The Medicaid expansion advocates who packed into the Ohio Statehouse in an overflow room during the controlling board’s vote were jubilant.
Natural sound of vote and reaction.
Democrats were happy about the decision because they have been pushing for Medicaid expansion all along. So was Governor Kasich who included it in his budget plan. But Ohio lawmakers removed it so while this wasn’t his first choice method to pass Medicaid expansion, the use of the controlling board was employed as a pragmatic way to get it done. Medicaid expansion advocates like Gail Channing Tennenbaum praised Kasich for his decision.
Channing Tennenbaum – “It was clear to the Governor and other people that if we were going to be able to enroll people in January, something had to happen and we weren’t going to get a piece of legislation with Medicaid expansion with it in time and so the Governor thrilled to go this route and we were thrilled with the bipartisan participation on the controlling board.”
One of the Republican lawmakers who voted for expansion was State Senator Chris Widener. Kasich administration officials have said several times that Medicaid expansion will save the state $404 million over two years because of decreased state payments to hospitals and for prisoner health care costs, among other things. And if that happens, Widener says that money could fund a tax cut.
Widener - “So those funds that remain unappropriated as a result of the administration’s making this move on Medicaid expansion, I intend to talk to my colleagues in the Senate and the House to return that to Ohio’s working families in the form of a 4% income tax cut this biennium.”
But Republicans like Representative Lou Terhar view the controlling board’s action differently.
Terhar – “The basis for this government is supposed to be that everybody gets to vote. What just happened in there is that 90% of the people in Ohio just got disenfranchised because they didn’t get to vote.”

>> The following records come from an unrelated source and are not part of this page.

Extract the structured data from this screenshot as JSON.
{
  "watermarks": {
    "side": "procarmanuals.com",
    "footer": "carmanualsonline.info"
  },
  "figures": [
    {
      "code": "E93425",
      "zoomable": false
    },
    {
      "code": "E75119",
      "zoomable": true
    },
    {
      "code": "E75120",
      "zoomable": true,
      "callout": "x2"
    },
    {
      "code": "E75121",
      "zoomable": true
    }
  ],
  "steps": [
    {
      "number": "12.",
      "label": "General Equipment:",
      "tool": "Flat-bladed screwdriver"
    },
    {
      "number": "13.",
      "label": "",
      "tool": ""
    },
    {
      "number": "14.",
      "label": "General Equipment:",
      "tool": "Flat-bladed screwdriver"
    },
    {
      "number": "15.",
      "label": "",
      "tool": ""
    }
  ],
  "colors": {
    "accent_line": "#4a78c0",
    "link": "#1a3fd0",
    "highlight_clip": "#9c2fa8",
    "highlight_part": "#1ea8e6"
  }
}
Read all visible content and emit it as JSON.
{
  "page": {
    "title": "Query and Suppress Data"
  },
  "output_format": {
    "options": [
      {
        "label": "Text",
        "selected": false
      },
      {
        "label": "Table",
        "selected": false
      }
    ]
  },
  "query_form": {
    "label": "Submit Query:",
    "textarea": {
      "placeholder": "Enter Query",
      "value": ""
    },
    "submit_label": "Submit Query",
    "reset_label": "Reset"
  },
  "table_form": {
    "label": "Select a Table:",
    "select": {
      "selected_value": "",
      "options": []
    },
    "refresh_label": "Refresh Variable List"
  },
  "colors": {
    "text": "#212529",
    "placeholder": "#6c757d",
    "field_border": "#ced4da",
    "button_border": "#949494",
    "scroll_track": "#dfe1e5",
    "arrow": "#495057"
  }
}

The head of the House Finance Committee, Ron Amstutz, also takes issue with the controlling board’s action. In fact, he was removed at the last minute by House Speaker Bill Batchelder and replaced with a different Republican. If he had been on the panel, he wanted to propose it take more time to consider the proposal. He says many of his fellow Republicans in the legislature are not happy with what they see as an end run around their wishes.

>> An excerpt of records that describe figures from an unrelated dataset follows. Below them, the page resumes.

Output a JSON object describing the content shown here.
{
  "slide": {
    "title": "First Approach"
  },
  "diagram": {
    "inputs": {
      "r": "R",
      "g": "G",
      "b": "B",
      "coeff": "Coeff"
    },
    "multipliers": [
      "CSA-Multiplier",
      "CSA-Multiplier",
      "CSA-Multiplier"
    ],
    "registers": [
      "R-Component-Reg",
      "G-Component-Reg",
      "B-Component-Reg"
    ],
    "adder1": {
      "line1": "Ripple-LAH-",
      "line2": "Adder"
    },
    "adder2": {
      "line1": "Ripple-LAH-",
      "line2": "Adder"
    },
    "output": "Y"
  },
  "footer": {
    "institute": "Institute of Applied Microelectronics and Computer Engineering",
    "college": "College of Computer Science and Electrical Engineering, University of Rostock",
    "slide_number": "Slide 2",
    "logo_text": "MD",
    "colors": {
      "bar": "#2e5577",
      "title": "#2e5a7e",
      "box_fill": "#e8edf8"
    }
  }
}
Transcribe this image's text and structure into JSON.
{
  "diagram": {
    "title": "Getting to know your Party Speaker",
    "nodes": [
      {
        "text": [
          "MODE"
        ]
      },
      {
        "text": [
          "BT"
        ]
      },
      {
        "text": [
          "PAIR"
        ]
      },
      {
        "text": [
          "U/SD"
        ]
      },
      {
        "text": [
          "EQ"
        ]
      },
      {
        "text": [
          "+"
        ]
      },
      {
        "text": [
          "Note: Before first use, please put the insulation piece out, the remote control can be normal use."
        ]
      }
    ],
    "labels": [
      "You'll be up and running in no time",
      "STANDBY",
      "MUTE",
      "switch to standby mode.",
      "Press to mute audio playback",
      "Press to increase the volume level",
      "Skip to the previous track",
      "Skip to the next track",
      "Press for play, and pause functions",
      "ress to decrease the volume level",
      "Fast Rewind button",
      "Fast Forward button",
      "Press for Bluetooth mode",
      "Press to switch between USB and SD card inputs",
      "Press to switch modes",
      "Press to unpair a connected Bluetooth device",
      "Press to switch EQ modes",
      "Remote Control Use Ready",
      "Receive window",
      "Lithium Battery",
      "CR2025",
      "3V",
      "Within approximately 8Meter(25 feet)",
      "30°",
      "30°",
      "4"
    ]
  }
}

Amstutz – The legislature will be more difficult to deal with now on a range of issues probably but we’ll see.
And one of those issues could be Medicaid reform. Greg Lawson with the Buckeye Institute, a conservative think tank, said there were a lot of problems with Medicaid expansion that were not addressed through this process.
Lawson – “I think people need to understand there’s a lot more here than meets the eye.”
Maurice Thompson, an outspoken critic of Medicaid expansion agrees. And he says his group plans to file a lawsuit immediately.
Thompson – “The controlling board does not have the authority to act as a legislature. That’s revised code 127.17. If it did have that authority, it would be unconstitutional. It would violate Ohio’s constitution, article 2, which requires general laws be made by the legislature. That issue has been considered before by the Ohio Supreme Court and the courts consistently come out on our side.”
Advocates of Medicaid expansion expect a lawsuit over the issue. Brian Rothenberg is with the coalition that’s gathering signatures to put Medicaid expansion on the ballot in November of 2014. He says this possible lawsuit….and the way expansion was passed….gives his group more reason to gather signatures for the effort.
Rothenberg – “At this point and time, we are all continuing to move toward the ballot because, quite frankly, this is a temporary solution.”
And that means the fight over Medicaid expansion, which is far from over, will be heating up just about the time Ohio voters are set to elect or re-elect new leaders, including Governor Kasich.